Pour Monique Canto-Sperber, « Les entreprises étant des entités sociales, il était naturel qu’elles cherchent à se mettre en phase. » Selon elle, il y a eu un élan assez clair en la matière juste après l’affaire George Floyd, cet Afro-Américain mort à la suite de son interpellation par plusieurs policiers, en mai 2020, aux États-Unis. Lors de l’université d’été du Medef, en septembre dernier, la philosophe a parlé d’un « capitalisme du woke », revendication des entreprises « pour assurer leur mise en conformité par rapport aux valeurs progressistes ». Cependant, « il y a encore une partie de la population qui n’arrive pas à adhérer à cette façon de penser », a-t-elle souligné. La philosophe craint que les entreprises ne contribuent à une forme de « ségrégation sociale » au sein de leur société.
D’autres dénoncent l’excès de zèle de certaines compagnies, comme Coca-Cola et ses « formations à la diversité » (notamment destinées à faire prendre conscience à certains de leurs salariés de leur privilège d’être blanc), et s’interrogent sur l’hypocrisie de cette démarche.
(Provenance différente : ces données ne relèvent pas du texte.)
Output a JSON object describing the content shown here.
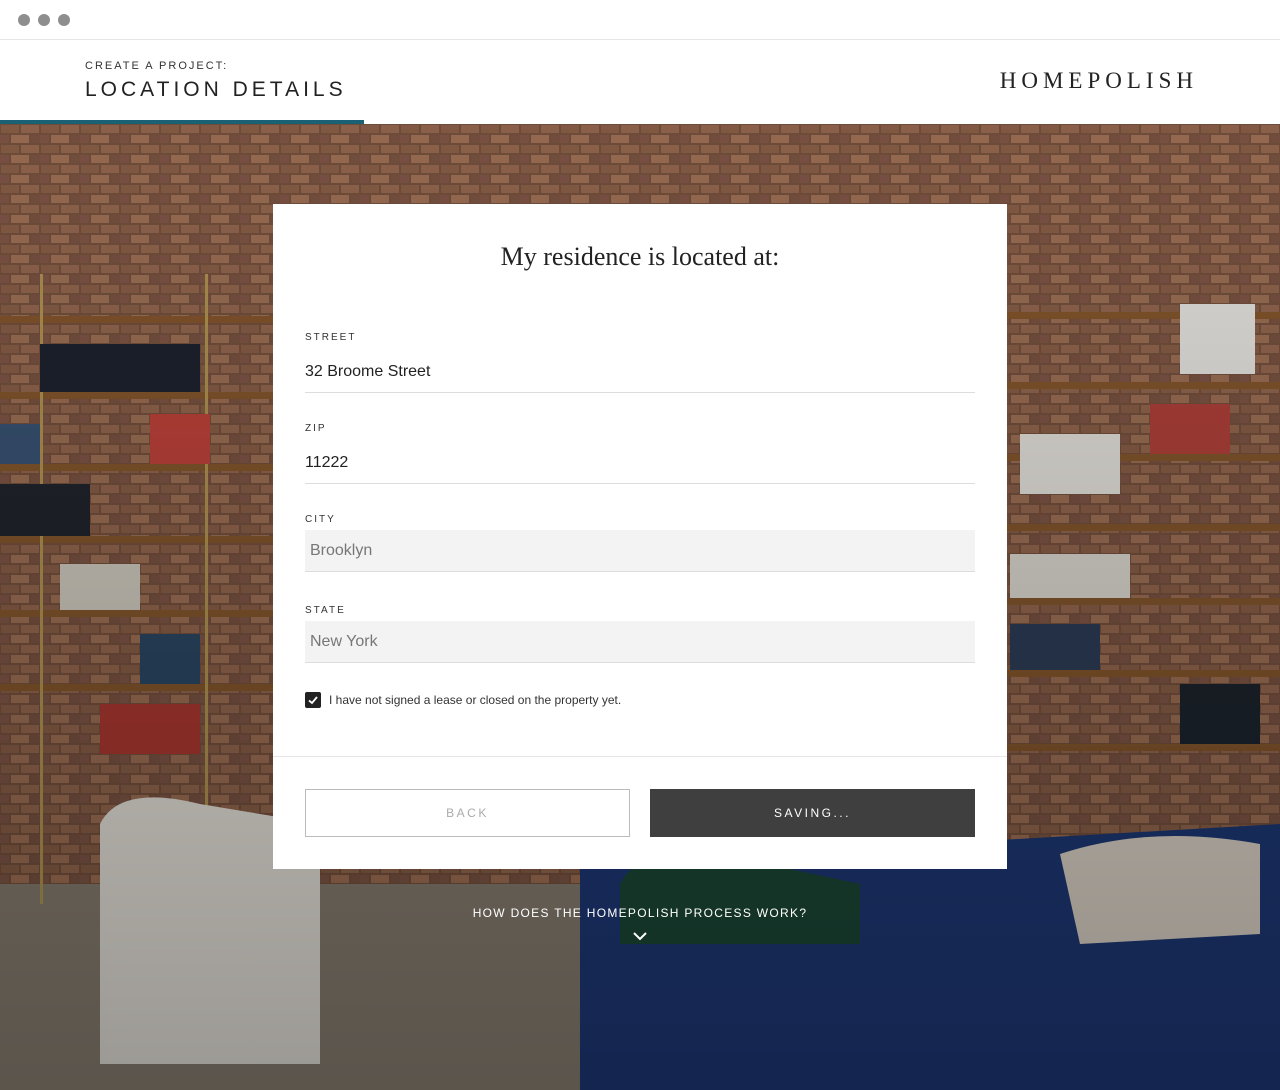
{
  "window": {
    "controls": [
      "close",
      "minimize",
      "maximize"
    ]
  },
  "header": {
    "eyebrow": "CREATE A PROJECT:",
    "title": "LOCATION DETAILS",
    "logo": "HOMEPOLISH",
    "progress_fraction": 0.284,
    "accent_color": "#1b6175"
  },
  "form": {
    "title": "My residence is located at:",
    "street": {
      "label": "STREET",
      "value": "32 Broome Street"
    },
    "zip": {
      "label": "ZIP",
      "value": "11222"
    },
    "city": {
      "label": "CITY",
      "value": "Brooklyn"
    },
    "state": {
      "label": "STATE",
      "value": "New York"
    },
    "no_lease": {
      "label": "I have not signed a lease or closed on the property yet.",
      "checked": true
    },
    "back_label": "BACK",
    "save_label": "SAVING..."
  },
  "footer": {
    "how_label": "HOW DOES THE HOMEPOLISH PROCESS WORK?",
    "chevron_icon": "chevron-down-icon"
  },
  "background": {
    "description_icon": "living-room-photo"
  }
}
Vrai combat ou récupération ? that is the question
Voilà d’ailleurs une autre question qui se pose : l’engagement des entreprises relève-t-il du vrai combat ou de la récupération ? Si certaines marques sont engagées politiquement depuis leur création, comme Ben & Jerry’s, (le glacier a notamment apporté son soutien au sénateur Bernie Sanders pour la présidentielle et n’a pas hésité à reprendre le slogan Black Lives Matter), d’autres, dont l’engagement est plus récent, sont parfois accusées de « woke washing » – soit d’adhérer à des causes pour bien se faire voir, et, par extension, pour générer du profit – à l’instar de Nike. Le groupe a en effet choisi comme égérie de sa nouvelle campagne le footballeur américain Colin Kaepernick ; celui-là même qui avait mis un genou à terre durant l’hymne national en guise de protestation contre les violences policières envers les populations noires. Mais si elle promeut de plus en plus l'inclusion et dénonce l'injustice raciale, l'entreprise est sous pression, notamment de la part de ses investisseurs, qui lui reprochent une déconnexion entre leur marketing et leur manque de transparence. Fin août, Treasury & Risk informait qu’une nouvelle proposition d'actionnaire obligerait Nike à divulguer les résultats de ses efforts de diversité, d'équité et d'inclusion – ce que cette dernière refuse catégoriquement.
On peut
également citer Gillette qui, en 2019, a décidé d’abandonner les stéréotypes de
l’homme musclé, mâchoire carrée, qui se rase tout sourire dans son miroir, au
profit de représentations masculines plus diversifiées, et de se positionner
contre la masculinité toxique, après la vague #MeToo. Une démarche pourtant
loin d’avoir les effets escomptés : le leader des rasoirs aurait perdu pas
moins de huit millions de chiffre d’affaires après sa nouvelle campagne, la cible
principale s’étant sentie « attaquée » par ces nouvelles
représentations (on soulignera l’absurdité de cette réaction et à quel point
les clichés ont la vie dure, mais c’est un autre sujet).